Tak hanya itu, Allah juga memerintahkan agar setiap muslim menjaga lisan dan berkata baik:

“Dan ucapkanlah kata-kata yang baik kepada manusia.”

(QS. Al-Baqarah: 83)

Lebih tegas lagi, Rasulullah SAW bersabda:

“Seorang mukmin bukanlah orang yang suka mencela, mengutuk, berkata keji dan berkata kotor.” (HR. Tirmidzi)

Menurut Zulkhairi, ayat dan hadis ini menjadi landasan yang tidak bisa ditawar - tawar. “Setiap konten yang mengandung kata - kata kasar, umpatan, dan penghinaan adalah bentuk pelanggaran terhadap nilai budaya Aceh sekaligus pengkhianatan terhadap akhlak Islam,” tegasnya.

Lebih lanjut, Zulkhairi menilai bahwa membiarkan budaya teumeunak tumbuh di ruang digital sama artinya dengan membiarkan marwah Aceh dan Islam diinjak - injak.

“Ini bukan soal sepele. Ini soal marwah. Ketika bahasa kotor menjadi konsumsi publik di media sosial, kita sedang menghancurkan dua warisan besar kita sekaligus: budaya Aceh yang santun dan Islam yang mulia,” ungkapnya.

Ia mengingatkan, etika bermedia sosial bukan sekadar urusan adab pribadi, tapi juga menyangkut konsekuensi hukum dan agama. Undang-Undang Informasi dan Transaksi Elektronik (ITE) bisa menjerat pelaku penyebar ujaran kebencian, sementara dari sisi agama, perbuatan itu mendatangkan dosa dan murka Allah.

Menjawab tantangan ini, Dr. Zulkhairi mengusulkan pendekatan kolektif dalam membangun kesadaran digital masyarakat. Ia menyebut perlunya gerakan edukatif yang melibatkan keluarga, lembaga pendidikan, serta aparat pemerintahan.

“Di tingkat gampong, bisa dibentuk forum pembinaan warganet. Di sekolah dan kampus, harus ada kurikulum literasi digital Islami. Di rumah, orang tua harus kembali menjadi madrasah pertama dan utama,” sarannya.

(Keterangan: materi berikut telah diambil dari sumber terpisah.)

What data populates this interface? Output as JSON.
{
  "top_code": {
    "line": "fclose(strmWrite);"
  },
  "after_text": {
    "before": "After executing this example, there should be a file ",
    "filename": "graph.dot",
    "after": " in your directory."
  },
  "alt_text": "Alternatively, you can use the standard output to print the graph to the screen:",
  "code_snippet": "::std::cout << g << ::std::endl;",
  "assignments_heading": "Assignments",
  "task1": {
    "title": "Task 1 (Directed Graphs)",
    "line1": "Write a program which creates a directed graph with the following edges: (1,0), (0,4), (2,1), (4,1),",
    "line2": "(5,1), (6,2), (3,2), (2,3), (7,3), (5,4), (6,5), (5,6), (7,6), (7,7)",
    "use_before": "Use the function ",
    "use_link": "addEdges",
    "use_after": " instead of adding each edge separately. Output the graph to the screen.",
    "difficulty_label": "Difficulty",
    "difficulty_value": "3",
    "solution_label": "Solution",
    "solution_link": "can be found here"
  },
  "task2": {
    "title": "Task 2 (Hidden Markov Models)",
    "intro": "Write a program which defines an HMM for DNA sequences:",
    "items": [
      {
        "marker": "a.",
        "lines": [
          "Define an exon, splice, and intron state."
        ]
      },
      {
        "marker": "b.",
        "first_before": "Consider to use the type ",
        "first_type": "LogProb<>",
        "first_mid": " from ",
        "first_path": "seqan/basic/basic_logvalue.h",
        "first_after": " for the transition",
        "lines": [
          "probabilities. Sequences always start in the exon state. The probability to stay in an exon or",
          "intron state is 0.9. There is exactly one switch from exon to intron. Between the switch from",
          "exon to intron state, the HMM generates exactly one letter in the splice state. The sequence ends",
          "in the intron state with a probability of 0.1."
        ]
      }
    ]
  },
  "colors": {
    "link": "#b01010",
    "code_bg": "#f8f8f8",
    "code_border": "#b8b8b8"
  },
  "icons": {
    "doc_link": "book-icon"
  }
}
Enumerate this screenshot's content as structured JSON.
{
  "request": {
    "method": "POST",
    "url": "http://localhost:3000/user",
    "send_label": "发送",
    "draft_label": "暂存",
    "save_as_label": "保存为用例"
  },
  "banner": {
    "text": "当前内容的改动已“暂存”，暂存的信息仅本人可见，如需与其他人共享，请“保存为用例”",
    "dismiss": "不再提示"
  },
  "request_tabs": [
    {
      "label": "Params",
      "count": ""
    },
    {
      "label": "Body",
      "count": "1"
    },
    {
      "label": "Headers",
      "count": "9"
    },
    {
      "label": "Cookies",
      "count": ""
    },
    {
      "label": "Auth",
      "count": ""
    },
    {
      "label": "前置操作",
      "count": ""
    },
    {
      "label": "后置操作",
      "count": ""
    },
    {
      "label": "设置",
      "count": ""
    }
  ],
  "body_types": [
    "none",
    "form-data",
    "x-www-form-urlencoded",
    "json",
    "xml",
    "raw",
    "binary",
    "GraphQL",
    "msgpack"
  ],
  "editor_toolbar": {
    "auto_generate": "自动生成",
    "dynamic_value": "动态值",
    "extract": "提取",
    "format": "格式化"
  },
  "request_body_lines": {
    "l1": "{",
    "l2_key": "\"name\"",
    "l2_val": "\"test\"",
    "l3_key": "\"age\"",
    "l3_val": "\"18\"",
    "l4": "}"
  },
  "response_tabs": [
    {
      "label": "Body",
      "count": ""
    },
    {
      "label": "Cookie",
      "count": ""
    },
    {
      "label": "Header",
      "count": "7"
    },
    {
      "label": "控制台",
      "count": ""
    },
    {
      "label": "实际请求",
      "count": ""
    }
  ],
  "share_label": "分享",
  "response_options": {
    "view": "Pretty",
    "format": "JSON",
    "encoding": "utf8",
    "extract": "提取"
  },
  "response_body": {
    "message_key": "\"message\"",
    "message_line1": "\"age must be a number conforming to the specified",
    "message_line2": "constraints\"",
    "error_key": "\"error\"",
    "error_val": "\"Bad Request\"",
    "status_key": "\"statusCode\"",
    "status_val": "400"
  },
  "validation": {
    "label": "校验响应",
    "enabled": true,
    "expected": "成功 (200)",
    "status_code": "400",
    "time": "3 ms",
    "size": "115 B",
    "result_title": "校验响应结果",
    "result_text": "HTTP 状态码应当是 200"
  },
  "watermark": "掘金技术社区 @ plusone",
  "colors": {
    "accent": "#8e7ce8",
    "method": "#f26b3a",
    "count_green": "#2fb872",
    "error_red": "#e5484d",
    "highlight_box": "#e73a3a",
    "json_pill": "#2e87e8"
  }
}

Menurutnya, menjaga etika di dunia digital adalah bentuk aktualisasi dari nilai-nilai Islam dan budaya Aceh dalam kehidupan kontemporer. 

“Jangan warisan Islam dan budaya Aceh hanya jadi hiasan seminar dan baliho. Ia harus hidup dan dijaga, termasuk di ruang digital,” katanya.

Zulkhairi menutup pernyataannya dengan ajakan reflektif kepada seluruh masyarakat Aceh untuk kembali menghidupkan semangat menjaga lisan, tak hanya di kehidupan nyata, tapi juga di layar ponsel.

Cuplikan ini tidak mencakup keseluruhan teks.